Kitap Festivalinin beni en çok etkileyen yanlarından biri de öğrencilerin kitaplara büyük ilgi göstermesi. Öğretmenler hiç üşenmemişler, öğrencilerini gruplar halinde sergi salonuna getirmişler, hep birlikte stantları dolaşıyorlar. Yalnızca bu da değil, ülkenin önde gelen yazarları, aydınları, şairleri, hatta politikanın öne çıkan isimleri, milletvekilleri, bakanlar aynı duygudaşlıkla festivalin açılışını gerçekleştirmek için oradaydılar. Bu birliktelikle, bu bütünleşmiş ruh ve duygu yapısıyla Azerbaycan’ın yakın gelecekte dünyanın öne çıkan ülkelerinden biri olacağını düşünüyorum. Çünkü okuyorlar, eğitimin önemine inanıyorlar.

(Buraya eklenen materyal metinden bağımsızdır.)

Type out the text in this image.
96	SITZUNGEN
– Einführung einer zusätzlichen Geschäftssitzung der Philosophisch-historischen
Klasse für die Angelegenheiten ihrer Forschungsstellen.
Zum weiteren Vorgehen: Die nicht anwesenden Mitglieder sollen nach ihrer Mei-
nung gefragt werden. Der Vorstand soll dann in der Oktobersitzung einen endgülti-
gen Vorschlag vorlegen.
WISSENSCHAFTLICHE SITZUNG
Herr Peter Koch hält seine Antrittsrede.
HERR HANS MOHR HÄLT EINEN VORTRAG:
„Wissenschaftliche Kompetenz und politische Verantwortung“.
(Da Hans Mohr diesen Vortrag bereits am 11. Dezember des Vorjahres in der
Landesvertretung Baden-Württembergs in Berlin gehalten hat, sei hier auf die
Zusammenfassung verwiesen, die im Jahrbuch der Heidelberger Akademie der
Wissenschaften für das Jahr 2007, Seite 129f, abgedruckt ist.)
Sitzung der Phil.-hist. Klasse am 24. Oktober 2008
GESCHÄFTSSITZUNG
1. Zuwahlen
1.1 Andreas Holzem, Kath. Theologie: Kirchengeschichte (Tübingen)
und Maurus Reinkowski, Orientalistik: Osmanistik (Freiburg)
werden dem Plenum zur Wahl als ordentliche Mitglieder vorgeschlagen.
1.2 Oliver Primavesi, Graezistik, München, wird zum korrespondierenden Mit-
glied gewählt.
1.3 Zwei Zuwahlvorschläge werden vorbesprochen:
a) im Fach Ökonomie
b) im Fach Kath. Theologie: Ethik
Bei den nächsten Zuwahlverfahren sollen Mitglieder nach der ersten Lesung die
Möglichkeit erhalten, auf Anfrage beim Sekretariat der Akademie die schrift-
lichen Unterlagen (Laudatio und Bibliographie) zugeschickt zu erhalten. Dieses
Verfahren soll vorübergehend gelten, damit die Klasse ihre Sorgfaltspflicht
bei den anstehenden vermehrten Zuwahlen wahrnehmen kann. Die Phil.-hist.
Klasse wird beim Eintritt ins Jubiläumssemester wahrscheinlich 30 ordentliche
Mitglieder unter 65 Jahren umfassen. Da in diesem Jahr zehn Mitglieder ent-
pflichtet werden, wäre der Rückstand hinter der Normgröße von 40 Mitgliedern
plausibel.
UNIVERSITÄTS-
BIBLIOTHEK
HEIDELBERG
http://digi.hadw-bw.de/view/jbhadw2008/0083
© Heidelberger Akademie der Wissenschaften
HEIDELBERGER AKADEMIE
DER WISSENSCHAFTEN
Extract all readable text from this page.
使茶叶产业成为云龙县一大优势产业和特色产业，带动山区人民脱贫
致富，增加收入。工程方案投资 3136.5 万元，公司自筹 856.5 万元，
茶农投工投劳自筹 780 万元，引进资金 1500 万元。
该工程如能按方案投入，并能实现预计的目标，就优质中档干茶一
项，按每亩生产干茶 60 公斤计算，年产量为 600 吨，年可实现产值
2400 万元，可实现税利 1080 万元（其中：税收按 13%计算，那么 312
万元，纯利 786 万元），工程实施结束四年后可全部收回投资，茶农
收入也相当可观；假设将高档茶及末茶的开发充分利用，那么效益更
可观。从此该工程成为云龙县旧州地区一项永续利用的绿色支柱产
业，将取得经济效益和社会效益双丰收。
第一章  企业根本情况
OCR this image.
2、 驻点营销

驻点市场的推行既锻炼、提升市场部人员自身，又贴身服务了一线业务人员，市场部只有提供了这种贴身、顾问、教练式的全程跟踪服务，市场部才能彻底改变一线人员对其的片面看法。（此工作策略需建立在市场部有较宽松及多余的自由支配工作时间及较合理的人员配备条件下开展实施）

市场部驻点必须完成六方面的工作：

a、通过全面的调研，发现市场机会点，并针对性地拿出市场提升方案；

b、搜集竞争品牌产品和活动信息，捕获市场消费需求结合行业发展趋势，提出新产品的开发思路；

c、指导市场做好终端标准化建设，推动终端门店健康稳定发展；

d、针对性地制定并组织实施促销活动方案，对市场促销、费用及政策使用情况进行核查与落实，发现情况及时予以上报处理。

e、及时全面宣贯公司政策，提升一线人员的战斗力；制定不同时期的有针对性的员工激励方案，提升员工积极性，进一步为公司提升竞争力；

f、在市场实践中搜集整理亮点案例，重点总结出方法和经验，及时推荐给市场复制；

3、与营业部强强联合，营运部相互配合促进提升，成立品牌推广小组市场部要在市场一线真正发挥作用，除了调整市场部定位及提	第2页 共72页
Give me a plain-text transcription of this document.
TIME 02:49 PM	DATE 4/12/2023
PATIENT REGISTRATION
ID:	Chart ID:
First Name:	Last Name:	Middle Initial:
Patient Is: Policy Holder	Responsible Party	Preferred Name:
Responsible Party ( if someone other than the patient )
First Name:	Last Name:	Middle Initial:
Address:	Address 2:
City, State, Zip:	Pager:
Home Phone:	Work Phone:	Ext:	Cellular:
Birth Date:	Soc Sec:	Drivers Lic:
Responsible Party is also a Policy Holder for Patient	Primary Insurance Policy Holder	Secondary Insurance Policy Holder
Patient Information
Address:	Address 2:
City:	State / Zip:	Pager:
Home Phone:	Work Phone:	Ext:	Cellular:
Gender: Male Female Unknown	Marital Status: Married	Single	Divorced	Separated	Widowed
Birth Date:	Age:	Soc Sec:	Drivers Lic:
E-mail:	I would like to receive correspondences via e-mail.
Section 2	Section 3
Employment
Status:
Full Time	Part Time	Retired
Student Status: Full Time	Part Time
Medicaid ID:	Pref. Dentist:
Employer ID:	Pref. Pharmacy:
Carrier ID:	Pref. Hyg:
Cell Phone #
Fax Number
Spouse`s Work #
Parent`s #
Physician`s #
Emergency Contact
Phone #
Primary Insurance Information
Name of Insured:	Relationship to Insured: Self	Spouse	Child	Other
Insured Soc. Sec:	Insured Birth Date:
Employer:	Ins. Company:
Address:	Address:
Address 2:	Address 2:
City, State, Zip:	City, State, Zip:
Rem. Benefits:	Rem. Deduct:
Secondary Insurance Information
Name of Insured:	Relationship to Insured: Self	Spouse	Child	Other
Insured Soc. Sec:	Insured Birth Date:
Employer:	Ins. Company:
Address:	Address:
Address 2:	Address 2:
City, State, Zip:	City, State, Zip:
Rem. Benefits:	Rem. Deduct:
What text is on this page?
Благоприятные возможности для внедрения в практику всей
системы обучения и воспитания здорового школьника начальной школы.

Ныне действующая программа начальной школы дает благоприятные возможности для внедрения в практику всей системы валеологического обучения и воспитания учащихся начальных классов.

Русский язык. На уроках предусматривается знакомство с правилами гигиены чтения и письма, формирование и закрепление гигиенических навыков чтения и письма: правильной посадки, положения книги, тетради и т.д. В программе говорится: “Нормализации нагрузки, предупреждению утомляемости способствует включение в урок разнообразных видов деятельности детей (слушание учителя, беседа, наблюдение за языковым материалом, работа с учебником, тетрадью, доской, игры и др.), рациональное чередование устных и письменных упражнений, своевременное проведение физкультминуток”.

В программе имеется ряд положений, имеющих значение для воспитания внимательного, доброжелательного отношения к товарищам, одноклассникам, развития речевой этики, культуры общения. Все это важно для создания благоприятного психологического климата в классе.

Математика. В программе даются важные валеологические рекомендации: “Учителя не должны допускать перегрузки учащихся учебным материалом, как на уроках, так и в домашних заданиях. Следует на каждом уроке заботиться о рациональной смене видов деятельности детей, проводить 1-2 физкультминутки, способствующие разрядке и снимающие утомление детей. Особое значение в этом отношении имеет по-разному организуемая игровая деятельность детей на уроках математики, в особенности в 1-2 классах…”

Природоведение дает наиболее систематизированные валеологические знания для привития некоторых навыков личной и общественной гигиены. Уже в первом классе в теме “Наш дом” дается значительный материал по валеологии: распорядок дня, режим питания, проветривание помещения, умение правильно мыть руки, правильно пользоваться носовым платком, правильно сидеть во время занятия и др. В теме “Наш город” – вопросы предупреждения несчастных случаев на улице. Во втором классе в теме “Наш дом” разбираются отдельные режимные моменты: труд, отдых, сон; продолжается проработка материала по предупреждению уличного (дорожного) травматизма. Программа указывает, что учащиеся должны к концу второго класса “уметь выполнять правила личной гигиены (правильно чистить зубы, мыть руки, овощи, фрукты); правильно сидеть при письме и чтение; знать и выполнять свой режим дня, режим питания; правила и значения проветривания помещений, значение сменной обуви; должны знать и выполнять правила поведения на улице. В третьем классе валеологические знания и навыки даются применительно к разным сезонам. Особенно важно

Azerbaycanlı çocuklar, gençler okumaya hevesliler. Stantları dolaşırken birkaçıyla söyleşme olanağı buldum. Hangi kitapları okuduklarını sorduğumda dünya klasiklerinden pek çok yazar adı saydılar. Gerçekten çok etkilendim. Eğer istenirse, yapılır. Dijital teknolojiler, akıllı telefonlar vs. hiçbir şey okumamanın bahanesi olamaz. Bakü’deki kitap festivalinde tanık oldum çocukların kitaplarla aşkına, gençlerin kitap coşkusuna. Önemli olan şey, çocukların, gençlerin doğru yönlendirilmesi. Festivalde yaptığım açılış konuşmasında bu noktalara ben de vurgu yaptım. Kültür Bakanlığının davetiyle böylesine anlamlı bir organizasyonda yer almak ve Azerbaycanlı kardeşlerimin coşkularını paylaşmak benim için de büyük bir fırsat ve mutluluk oldu.